AFT members carrying banners and chanting “classrooms, not cages” shut down Connecticut Avenue, a major thoroughfare in Washington, D.C., Friday night, July 12, on their way to Lights for Liberty, a vigil for children being held at the U.S.-Mexico border. Dozens of teachers and school support staff marched en masse to Lafayette Park, across from the White House, joining hundreds of other activists gathered there to say “no more” to the atrocities taking place in the U.S. detention camps for immigrant families seeking asylum.
Speakers—including Spanish-speaking asylum-seekers who were themselves held at the border—recounted the prison-like conditions at the camps, where children are being held in chainlink-fence pens and where families are forced to sleep on cold floors under bright lights, denied regular meals, refused the opportunity to shower, exposed to sickness and often separated from one another.

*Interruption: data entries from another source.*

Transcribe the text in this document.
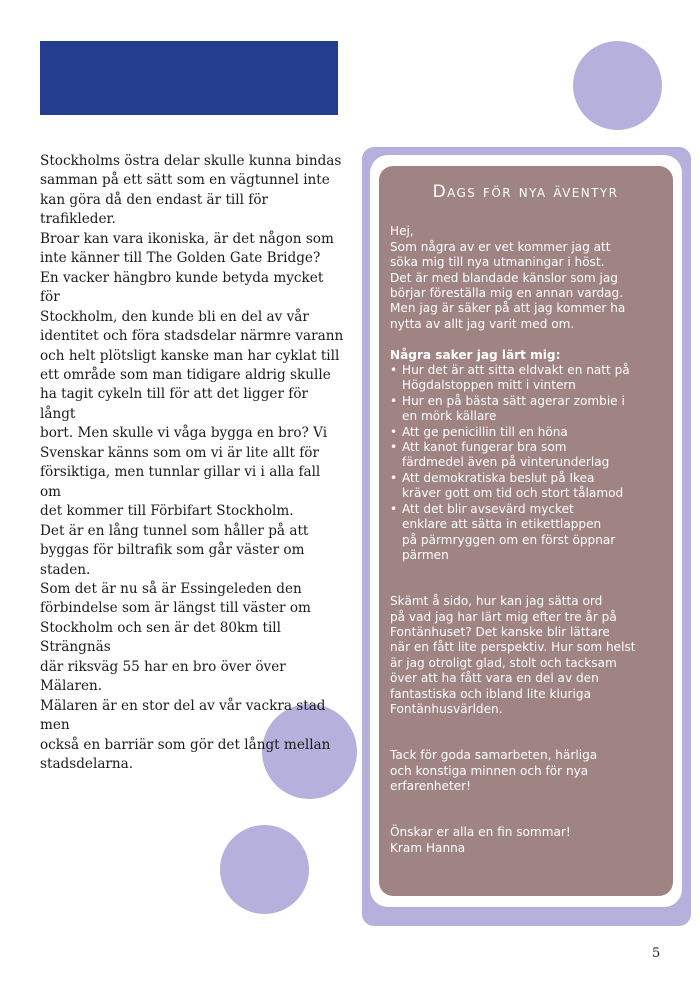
Stockholms östra delar skulle kunna bindas

samman på ett sätt som en vägtunnel inte

kan göra då den endast är till för trafikleder.

Broar kan vara ikoniska, är det någon som

inte känner till The Golden Gate Bridge?

En vacker hängbro kunde betyda mycket för

Stockholm, den kunde bli en del av vår

identitet och föra stadsdelar närmre varann

och helt plötsligt kanske man har cyklat till

ett område som man tidigare aldrig skulle

ha tagit cykeln till för att det ligger för långt

bort. Men skulle vi våga bygga en bro? Vi

Svenskar känns som om vi är lite allt för

försiktiga, men tunnlar gillar vi i alla fall om

det kommer till Förbifart Stockholm.

Det är en lång tunnel som håller på att

byggas för biltrafik som går väster om staden.

Som det är nu så är Essingeleden den

förbindelse som är längst till väster om

Stockholm och sen är det 80km till Strängnäs

där riksväg 55 har en bro över över Mälaren.

Mälaren är en stor del av vår vackra stad men

också en barriär som gör det långt mellan

stadsdelarna.

Dags för nya äventyr

Hej,

Som några av er vet kommer jag att

söka mig till nya utmaningar i höst.

Det är med blandade känslor som jag

börjar föreställa mig en annan vardag.

Men jag är säker på att jag kommer ha

nytta av allt jag varit med om.

Några saker jag lärt mig:

• Hur det är att sitta eldvakt en natt på
Högdalstoppen mitt i vintern
• Hur en på bästa sätt agerar zombie i
en mörk källare
• Att ge penicillin till en höna
• Att kanot fungerar bra som
färdmedel även på vinterunderlag
• Att demokratiska beslut på Ikea
kräver gott om tid och stort tålamod
• Att det blir avsevärd mycket
enklare att sätta in etikettlappen
på pärmryggen om en först öppnar
pärmen

Skämt å sido, hur kan jag sätta ord

på vad jag har lärt mig efter tre år på

Fontänhuset? Det kanske blir lättare

när en fått lite perspektiv. Hur som helst

är jag otroligt glad, stolt och tacksam

över att ha fått vara en del av den

fantastiska och ibland lite kluriga

Fontänhusvärlden.

Tack för goda samarbeten, härliga

och konstiga minnen och för nya

erfarenheter!

Önskar er alla en fin sommar!

Kram Hanna

5
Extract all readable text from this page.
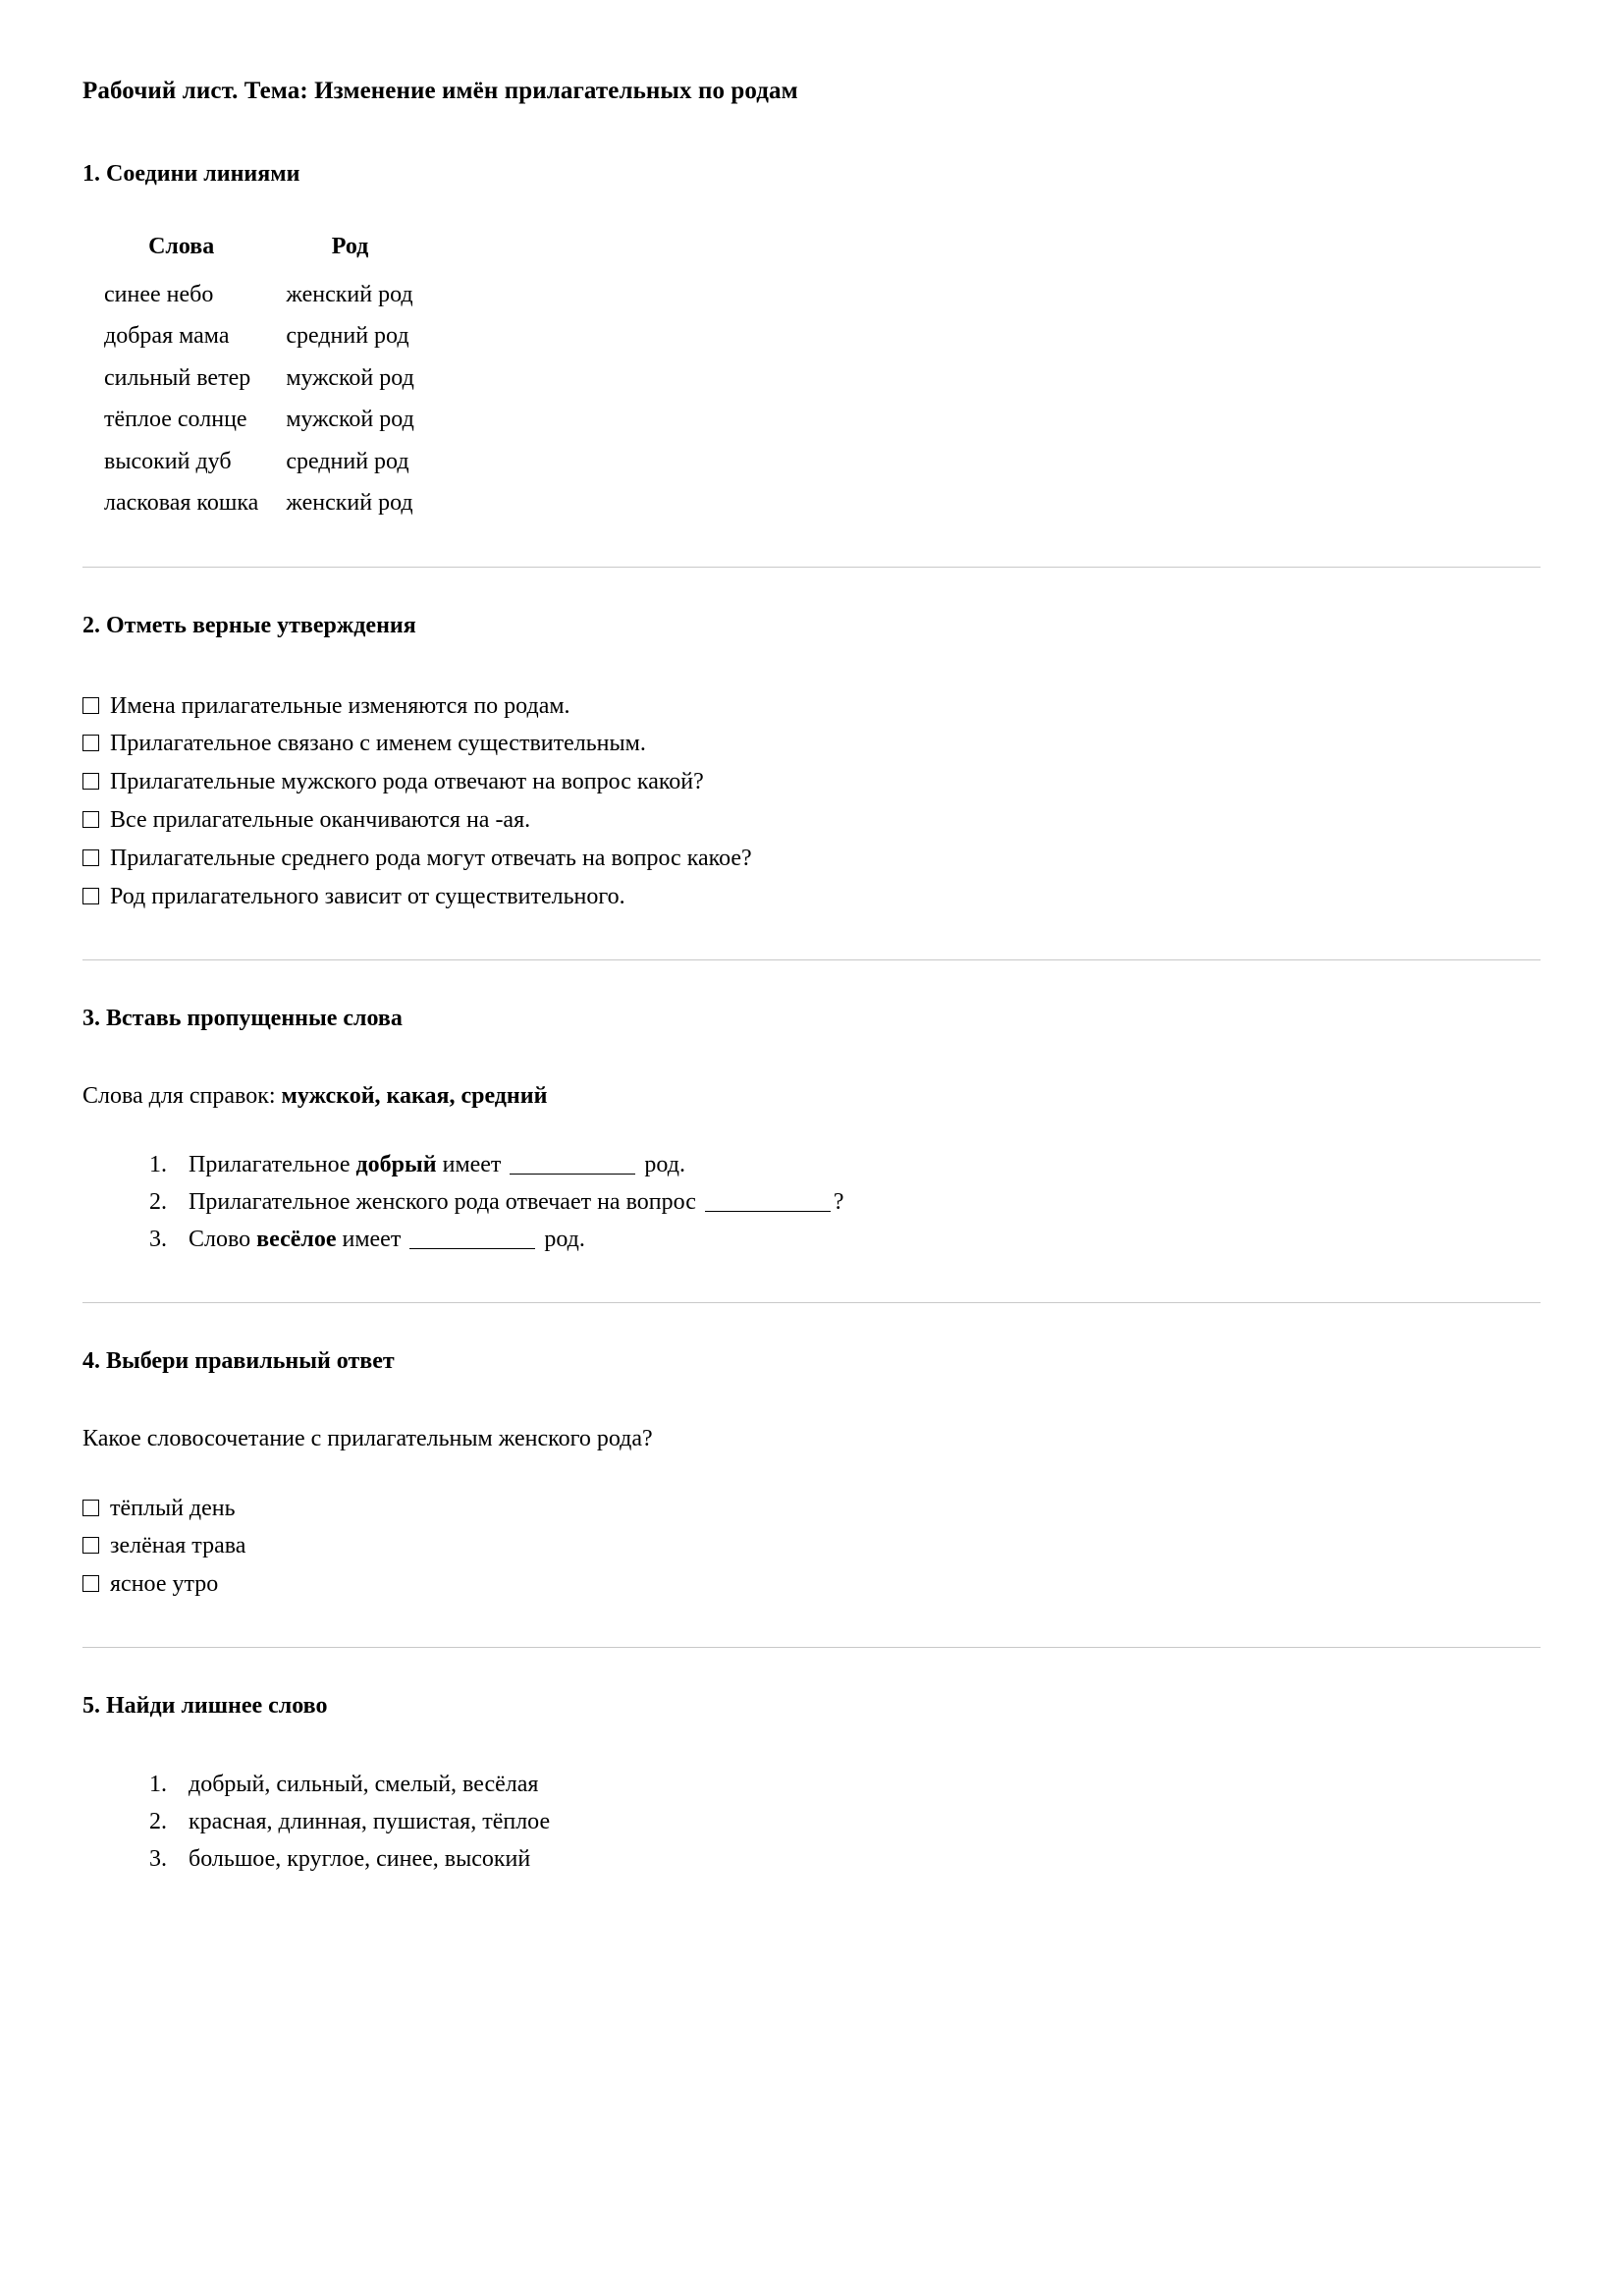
Рабочий лист. Тема: Изменение имён прилагательных по родам
1. Соедини линиями
Слова	Род
синее небо	женский род
добрая мама	средний род
сильный ветер	мужской род
тёплое солнце	мужской род
высокий дуб	средний род
ласковая кошка	женский род
2. Отметь верные утверждения
Имена прилагательные изменяются по родам.
Прилагательное связано с именем существительным.
Прилагательные мужского рода отвечают на вопрос какой?
Все прилагательные оканчиваются на -ая.
Прилагательные среднего рода могут отвечать на вопрос какое?
Род прилагательного зависит от существительного.
3. Вставь пропущенные слова

Слова для справок: мужской, какая, средний

1. Прилагательное добрый имеет	род.
2. Прилагательное женского рода отвечает на вопрос	?
3. Слово весёлое имеет	род.
4. Выбери правильный ответ

Какое словосочетание с прилагательным женского рода?

тёплый день
зелёная трава
ясное утро
5. Найди лишнее слово
1. добрый, сильный, смелый, весёлая
2. красная, длинная, пушистая, тёплое
3. большое, круглое, синее, высокий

Speakers also talked about a new wave of Immigration and Customs Enforcement (ICE) raids scheduled to begin this weekend in a “sweep” ordered by President Trump.
Alexandra Hernandez, a teacher in New York City and a member of the United Federation of Teachers, said one parent at her school asked her, “If ICE gets me, will you take care of my kids?”
“They live in fear,” said Hernandez, who was visibly shaken retelling the story. That’s why she continues to protest. “I use my union power to advocate for these children, to speak for the people who don’t have a voice.”
Many compared the inhumane treatment and separation of immigrant communities to the early years of the Holocaust. AFT President Randi Weingarten, who spoke from the stage, echoed one of the chants that carried across the park to the White House just yards away: “Never again means never again.”“We need a coalition of the righteous, a coalition of teachers, a coalition of children, parents and faith leaders to demand righteousness for our children,” she said. “There is no way this country can put children in cages as opposed to classrooms.”
The vigil was part of a global action protesting the Trump administration’s immigration policies: Similar events were held in 700 cities in the United States and abroad—from Grand Rapids, Mich., to Guadalajara, Mexico and from San Diego to Dakar, Senegal.
The scope of the vigil was both global and local. Gleeson Young, a teacher in Washington, D.C., and a member of the Washington Teachers’ Union, said she is dreading a return to summer school Monday because ICE raids are expected in the area over the weekend, and she is afraid of what might happen to her students. Young’s school holds classes about what to do if ICE comes, and they include a chilling example of what it sounds like when ICE knocks on the door. Immigrant families are “being targeted like criminals,” she said. “It is heartbreaking.”
“We must fight back,” said Weingarten at the vigil.” Tonight must be a renewal of protest and resistance.”